For the fourth consecutive year, the President of Ukraine has been promising to ruthlessly fight corruption with the help of an anti-corruption court. Under pressure of the West, Poroshenko promised to create a long-awaited judicial instance in the shortest possible time, literally before the end of the year.
Attempts to form an anti-corruption body have already been made. But, initially they were going to confine themselves to the creation of anti-corruption chambers in existing courts, but this method did not provide for the independent selection of judges. Of course, such chambers would only serve to keep up appearances in the fight against corruption.

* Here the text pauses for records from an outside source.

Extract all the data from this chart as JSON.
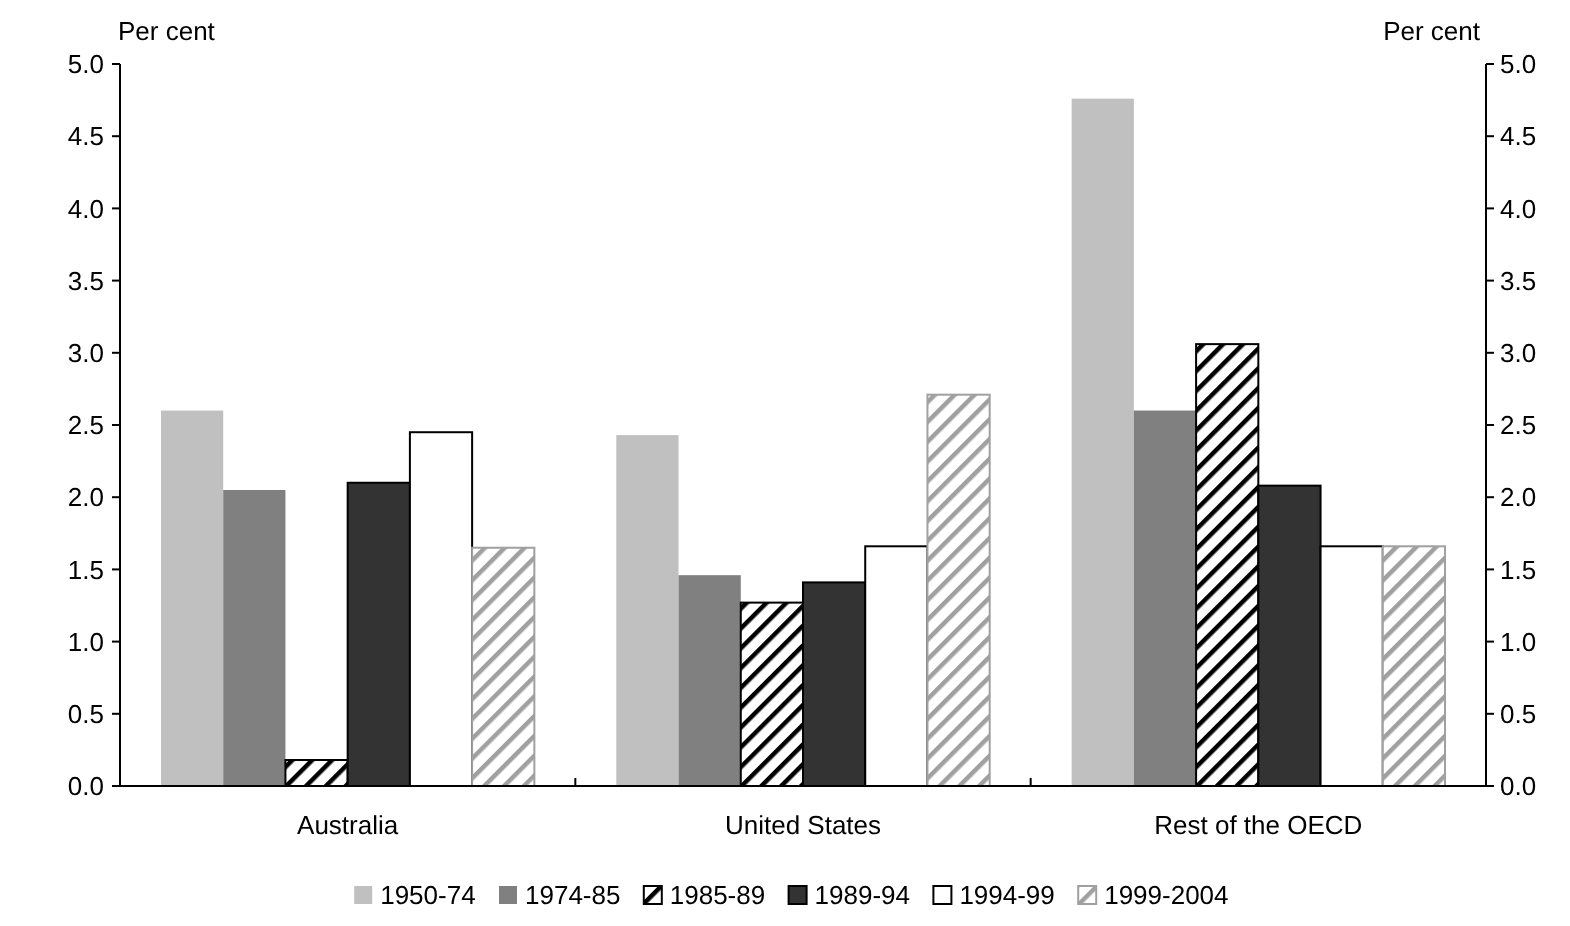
{
  "chart_data": {
    "type": "bar",
    "ylabel": "Per cent",
    "y2label": "Per cent",
    "categories": [
      "Australia",
      "United States",
      "Rest of the OECD"
    ],
    "ylim": [
      0,
      5
    ],
    "yticks": [
      {
        "value": 0,
        "label": "0.0"
      },
      {
        "value": 0.5,
        "label": "0.5"
      },
      {
        "value": 1,
        "label": "1.0"
      },
      {
        "value": 1.5,
        "label": "1.5"
      },
      {
        "value": 2,
        "label": "2.0"
      },
      {
        "value": 2.5,
        "label": "2.5"
      },
      {
        "value": 3,
        "label": "3.0"
      },
      {
        "value": 3.5,
        "label": "3.5"
      },
      {
        "value": 4,
        "label": "4.0"
      },
      {
        "value": 4.5,
        "label": "4.5"
      },
      {
        "value": 5,
        "label": "5.0"
      }
    ],
    "y2lim": [
      0,
      5
    ],
    "y2ticks": [
      {
        "value": 0,
        "label": "0.0"
      },
      {
        "value": 0.5,
        "label": "0.5"
      },
      {
        "value": 1,
        "label": "1.0"
      },
      {
        "value": 1.5,
        "label": "1.5"
      },
      {
        "value": 2,
        "label": "2.0"
      },
      {
        "value": 2.5,
        "label": "2.5"
      },
      {
        "value": 3,
        "label": "3.0"
      },
      {
        "value": 3.5,
        "label": "3.5"
      },
      {
        "value": 4,
        "label": "4.0"
      },
      {
        "value": 4.5,
        "label": "4.5"
      },
      {
        "value": 5,
        "label": "5.0"
      }
    ],
    "grid": false,
    "legend": "bottom",
    "series": [
      {
        "name": "1950-74",
        "color": "#c0c0c0",
        "values": [
          2.6,
          2.43,
          4.76
        ]
      },
      {
        "name": "1974-85",
        "color": "#808080",
        "values": [
          2.05,
          1.46,
          2.6
        ]
      },
      {
        "name": "1985-89",
        "color": "#000000",
        "values": [
          0.18,
          1.27,
          3.06
        ]
      },
      {
        "name": "1989-94",
        "color": "#333333",
        "values": [
          2.1,
          1.41,
          2.08
        ]
      },
      {
        "name": "1994-99",
        "color": "#ffffff",
        "values": [
          2.45,
          1.66,
          1.66
        ]
      },
      {
        "name": "1999-2004",
        "color": "#a0a0a0",
        "values": [
          1.65,
          2.71,
          1.66
        ]
      }
    ]
  }
}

Therefore, the EU and IMF pressed their point, hoping that the anti-corruption court could save Ukraine from a shameful phenomenon. The European Union even expressed their willingness to assist the Ukrainian authorities in establishing such a court, including assisting in the process of selecting the judges, if necessary. Poroshenko had to concede.
In early October, the Venice Commission made public an opinion on draft law on the establishment of anti-corruption courts in Ukraine. The experts did not support the introduction of an extensive system of anti-corruption chambers. They also criticized bill No. 6011 “on anti-corruption courts”, which had been recently withdrawn from the Verkhovna Rada. It was stated that the way was being cleared for the Poroshenko’s version of the bill.
The European partners of Ukraine do not take into account that no matter what the anti-corruption authority in that country is, it will not be able to prevent the corrupt process, but it will lead it, as usual.
Therefore, there is no need to worry about the version of the anti-corruption legislation: everything will be as always as long as a corrupt criminal power is at the head of Ukraine. It is strange that Europe has not yet understood this.